The company said it would buy back another $2 billion of its stock.

Shares rose 3.8 percent to $47.75 in premarket trading, even as American reported that passenger unit revenue, or sales at the airline relative to the total mileage of the seats it flies, declined 6.8 percent from a year ago.

The earnings report comes about a week after American finished transferring thousands of customer reservations from the computer platform of subsidiary US Airways to the one used by American.

On Friday, the company said the reservations "cutover" was successful, reporting "no operational impact" in a process that had led to widespread delays at rival United Continental Holdings.
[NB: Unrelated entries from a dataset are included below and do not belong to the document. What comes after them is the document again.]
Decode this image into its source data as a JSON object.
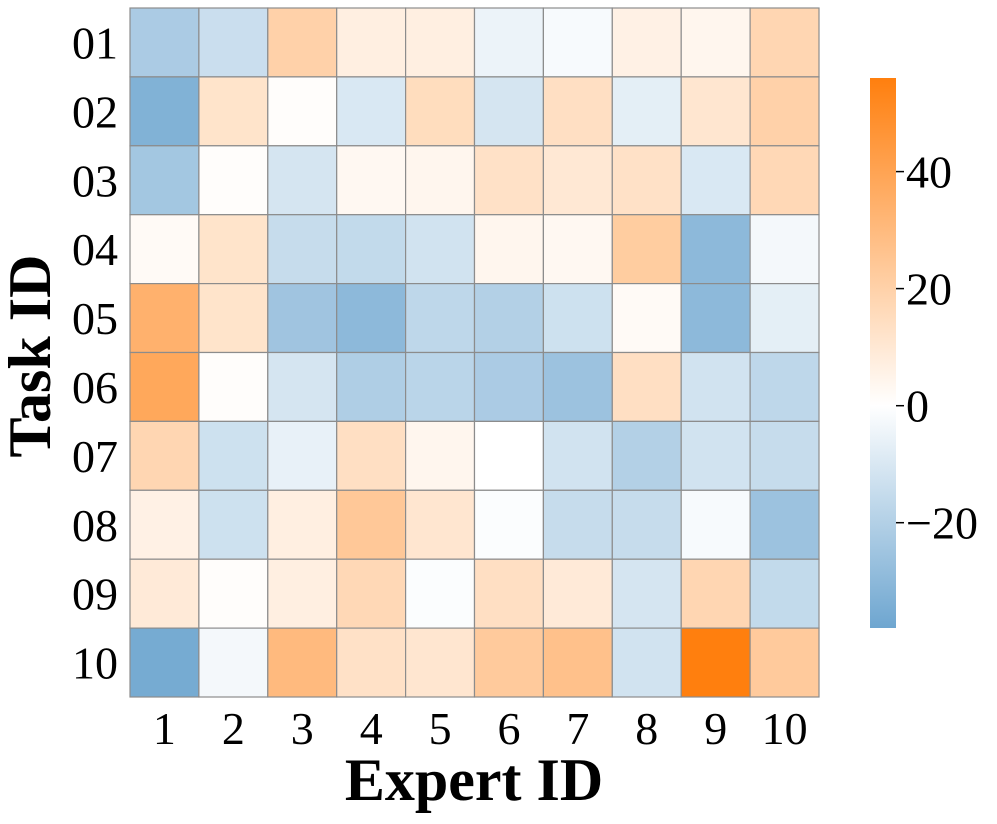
{
  "chart_data": {
    "type": "heatmap",
    "title": "",
    "xlabel": "Expert ID",
    "ylabel": "Task ID",
    "x_categories": [
      "1",
      "2",
      "3",
      "4",
      "5",
      "6",
      "7",
      "8",
      "9",
      "10"
    ],
    "y_categories": [
      "01",
      "02",
      "03",
      "04",
      "05",
      "06",
      "07",
      "08",
      "09",
      "10"
    ],
    "values": [
      [
        -22,
        -14,
        20,
        7,
        7,
        -5,
        -2,
        6,
        4,
        18
      ],
      [
        -33,
        12,
        1,
        -10,
        15,
        -11,
        14,
        -7,
        11,
        20
      ],
      [
        -24,
        1,
        -11,
        3,
        4,
        13,
        10,
        13,
        -10,
        17
      ],
      [
        2,
        12,
        -15,
        -16,
        -12,
        4,
        3,
        22,
        -30,
        -3
      ],
      [
        34,
        12,
        -25,
        -30,
        -17,
        -20,
        -13,
        2,
        -30,
        -7
      ],
      [
        38,
        1,
        -11,
        -21,
        -18,
        -22,
        -26,
        14,
        -12,
        -17
      ],
      [
        18,
        -13,
        -6,
        14,
        4,
        0,
        -12,
        -20,
        -12,
        -15
      ],
      [
        6,
        -13,
        7,
        24,
        11,
        -1,
        -15,
        -15,
        -2,
        -26
      ],
      [
        9,
        1,
        7,
        17,
        -1,
        14,
        9,
        -11,
        18,
        -16
      ],
      [
        -36,
        -3,
        30,
        13,
        11,
        23,
        27,
        -12,
        56,
        23
      ]
    ],
    "colorbar": {
      "min": -38,
      "max": 56,
      "ticks": [
        -20,
        0,
        20,
        40
      ],
      "tick_labels": [
        "−20",
        "0",
        "20",
        "40"
      ]
    },
    "colors": {
      "negative": "#6ea6d0",
      "neutral": "#ffffff",
      "positive": "#ff7f0e",
      "cell_border": "#8c8c8c"
    }
  }
}
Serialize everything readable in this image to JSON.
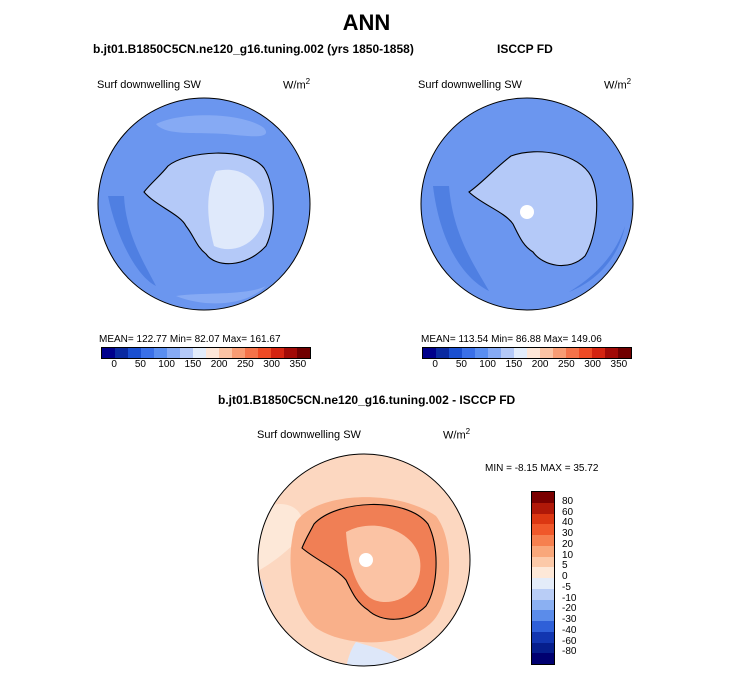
{
  "page": {
    "main_title": "ANN",
    "model_title": "b.jt01.B1850C5CN.ne120_g16.tuning.002 (yrs 1850-1858)",
    "obs_title": "ISCCP FD",
    "diff_title": "b.jt01.B1850C5CN.ne120_g16.tuning.002 - ISCCP FD"
  },
  "panels": {
    "model": {
      "field": "Surf downwelling SW",
      "units_base": "W/m",
      "units_exp": "2",
      "stats": "MEAN= 122.77   Min=   82.07   Max= 161.67",
      "mean": 122.77,
      "min": 82.07,
      "max": 161.67
    },
    "obs": {
      "field": "Surf downwelling SW",
      "units_base": "W/m",
      "units_exp": "2",
      "stats": "MEAN= 113.54   Min=   86.88   Max= 149.06",
      "mean": 113.54,
      "min": 86.88,
      "max": 149.06
    },
    "diff": {
      "field": "Surf downwelling SW",
      "units_base": "W/m",
      "units_exp": "2",
      "stats": "MIN =   -8.15 MAX =   35.72",
      "min": -8.15,
      "max": 35.72
    }
  },
  "colorbar_abs": {
    "tick_labels": [
      "0",
      "50",
      "100",
      "150",
      "200",
      "250",
      "300",
      "350"
    ],
    "colors": [
      "#00008b",
      "#0a2aa0",
      "#1a4fd0",
      "#3a70e8",
      "#5a8ef0",
      "#86aaf4",
      "#b4c9f8",
      "#e2ecfb",
      "#fde6d8",
      "#fbc3a4",
      "#f89c74",
      "#f4734a",
      "#ee4b25",
      "#d42410",
      "#a10a06",
      "#700000"
    ]
  },
  "colorbar_diff": {
    "tick_labels": [
      "80",
      "60",
      "40",
      "30",
      "20",
      "10",
      "5",
      "0",
      "-5",
      "-10",
      "-20",
      "-30",
      "-40",
      "-60",
      "-80"
    ],
    "colors": [
      "#7a0000",
      "#b01808",
      "#dc3712",
      "#f0582a",
      "#f6804f",
      "#f9a77a",
      "#fcc9a8",
      "#fde8d8",
      "#e4ecf9",
      "#b9cdf6",
      "#8bb0f2",
      "#5b8cea",
      "#2f60d8",
      "#1236b0",
      "#061e8c",
      "#000070"
    ]
  }
}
American and US Airways merged in 2013. On Oct. 17, the US Airways website and brand disappeared, with all the company's flights now operating as American Airlines.

The company said the pretax profit margin was 17.7 percent in the quarter, excluding special items, which was on the high end of its prior forecast of 17 percent to 18 percent.

The company said it will start another stock repurchase program to be completed by the end of 2016, with American authorizing a total of $6 billion in buybacks this year.

Sterne Agee CRT analyst Adam Hackel said he expects the "very positive" buyback announcements to continue into 2016.

The airline's passenger unit revenue has dropped for months as a strong U.S. dollar dented sales to foreign travelers and lowered the value of foreign sales in dollar terms.

A surge of flights by rivals in greater Dallas, American's hometown, has also outpaced demand and pressured fares in the United States. American said passenger unit revenue for domestic flights dropped 7.6 percent in the quarter versus a year earlier.